Over the past months i’ve been active in the ONE HOUR COMPO which is exactly what it sounds like. You have one hour from the start of the compo to make a short song about a new theme. It goes every week and has been going for over 10 years so far.
Here’s a couple of the entries i think turned out well.
This one was for a theme about “Falling”. I played around with ultra long reverb tails a lot.
Theme about a weird arcade machine, this is a cut from the longer compo where i sort of played on the fact that this was OHC 500!
Theme for this one was “Lucid Dream” and i flexed that arpeggiator to the max. Thing i like about this one is the transition from the arpeggiated piano to the synthesizer.
I publish most of the One Hour Compo songs on Soundcloud
When discussing about how we would track the items taken from the bar we came to the conclusion that a normal pen and paper system would work. However what’s the fun in that? Because i find such things boring, i started writing a Swift application that would be able to sit on an iPad in our festival bar. This quickly turned into a question about how we even track the items in the bar, which led me into also writing a Vue.JS app on top of my Go backend that could adminster the transactions. To connect everything together, i decided to use something new for data storage & synchronization. After evaluating a couple of different options, i felt that Google’s new Cloud Firestore would be cool to test as it has good iOS integration together with realtime support for Web and a Golang adapter. On top of this, Firestore actually gives you realtime updates through it’s “snapshot” mechanism which is neat to get for free. I used Vuefire with the latest 2.0 branch to easily get realtime bindings for the Vue app, which again is amazing how easy it all just comes together.
The app works by scanning the festival goers ticket QR code, either from their mobile phone or from the printed stickers.
However, this festival will be outside in the deep Swedish forest in the middle of the night, and while the low light sensitivity on Apple’s cameras are great, complete darkness isn’t really perfect for this. Here i could just have bought a simple flashlight, but what’s the fun in that? I bought an Adafruit Bluefruit Feather coupled with a NeoPixel Featherwing and integrated some Bluetooth into the iOS application itself. This way, the Feather mounted to the back of the iPad provides contextual flashlight + some nice visual cues on the transaction itself, such as sweeping over different colors for different application states.
To help Chips Compo with a better tool for synchronized listenings, i wrote a automated rendering solution that streams it to Twitch.tv. This allows the community to listen to the new tracks every week in an automated fashion and introduces a new audience to the community.
The project is open sourced on Github and runs either in a headless renderer or in the browser source in OBS. I used Agisoft’s scripts to spin up a AWS EC2 cloud instance that runs OBS and renders the compo page every week on a g3 instance.
I sometimes participate in Chips Compo which is a fun site for people that like making weird music every week in the hope of improving somewhat. The community around Chips is just amazing, a bunch of highly talented people of all skill levels helping you improve your skill dramatically. Here’s some tracks i made for Chips.

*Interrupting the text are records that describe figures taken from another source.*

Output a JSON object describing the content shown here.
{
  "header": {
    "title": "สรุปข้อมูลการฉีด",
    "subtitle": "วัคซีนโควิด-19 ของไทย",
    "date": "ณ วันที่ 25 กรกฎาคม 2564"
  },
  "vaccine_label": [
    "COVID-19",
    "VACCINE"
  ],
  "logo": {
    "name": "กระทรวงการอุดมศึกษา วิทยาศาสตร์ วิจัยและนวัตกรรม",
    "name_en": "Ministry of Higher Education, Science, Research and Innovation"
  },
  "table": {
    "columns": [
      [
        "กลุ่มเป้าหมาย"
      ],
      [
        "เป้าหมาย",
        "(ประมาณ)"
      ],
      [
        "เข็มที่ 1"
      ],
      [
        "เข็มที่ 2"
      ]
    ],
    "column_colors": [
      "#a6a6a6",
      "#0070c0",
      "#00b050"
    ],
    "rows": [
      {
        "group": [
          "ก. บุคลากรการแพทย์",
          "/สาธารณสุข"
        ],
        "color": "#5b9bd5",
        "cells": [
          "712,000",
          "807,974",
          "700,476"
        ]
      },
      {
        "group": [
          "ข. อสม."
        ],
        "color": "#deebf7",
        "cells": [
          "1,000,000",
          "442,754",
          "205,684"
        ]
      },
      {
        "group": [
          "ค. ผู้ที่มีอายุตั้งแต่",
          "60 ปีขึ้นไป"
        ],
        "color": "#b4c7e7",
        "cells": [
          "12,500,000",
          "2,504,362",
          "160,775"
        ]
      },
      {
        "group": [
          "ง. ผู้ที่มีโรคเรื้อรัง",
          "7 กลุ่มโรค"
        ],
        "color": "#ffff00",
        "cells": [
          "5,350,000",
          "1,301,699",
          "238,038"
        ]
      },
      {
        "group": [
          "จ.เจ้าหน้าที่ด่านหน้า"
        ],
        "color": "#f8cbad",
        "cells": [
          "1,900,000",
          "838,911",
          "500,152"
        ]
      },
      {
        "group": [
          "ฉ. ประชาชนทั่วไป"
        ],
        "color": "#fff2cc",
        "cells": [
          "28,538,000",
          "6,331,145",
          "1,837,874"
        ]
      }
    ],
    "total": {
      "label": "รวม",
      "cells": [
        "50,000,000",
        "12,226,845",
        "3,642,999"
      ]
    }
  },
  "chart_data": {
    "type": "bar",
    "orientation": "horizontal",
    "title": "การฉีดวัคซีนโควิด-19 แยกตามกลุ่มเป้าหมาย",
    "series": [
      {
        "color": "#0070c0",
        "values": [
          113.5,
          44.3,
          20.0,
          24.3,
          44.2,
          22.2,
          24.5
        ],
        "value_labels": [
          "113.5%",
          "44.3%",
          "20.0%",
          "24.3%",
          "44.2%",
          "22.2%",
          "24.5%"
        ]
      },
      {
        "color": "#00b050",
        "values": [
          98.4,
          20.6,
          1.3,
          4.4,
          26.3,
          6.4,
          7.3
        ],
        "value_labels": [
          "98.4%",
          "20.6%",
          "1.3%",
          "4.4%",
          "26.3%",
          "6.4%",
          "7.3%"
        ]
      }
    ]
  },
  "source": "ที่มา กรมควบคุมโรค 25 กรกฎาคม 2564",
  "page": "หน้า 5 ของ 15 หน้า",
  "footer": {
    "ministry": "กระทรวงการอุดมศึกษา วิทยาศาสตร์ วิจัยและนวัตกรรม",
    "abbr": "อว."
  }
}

AMNSI/CH!“#€4- - Chips Compo 17 NAST 2018 - Remix/Cover Compo In Reality - Cacaophony Bonus Round 2
There’s no good explanation to why i made this really. I wanted to pursue the circle concept in motion and i happened to be browsing oriental rugs. The video has an almost constant rotation over the full minute, spanning 360 degrees which creates an unreal drifting downwards. I wanted the feeling of sort of dazing off in your living room, the flow of just watching the sunset in the sofa, listening to music and letting the mind race away. Most of it was made in Cinema4D and rendered using Octane.
The result looks like this:
Somewhere between joking and being serious, a smaller festival in the woods of Anderstorps was created. Serving as a creative outlet without requirements for me, i created a graphical profile, a complete ticket system, web page and related communication material to propel the joke to the border between serious and weird. The third iteration of this mash of ideas is about to happen in July. I’ll post some more about what turned out to be then.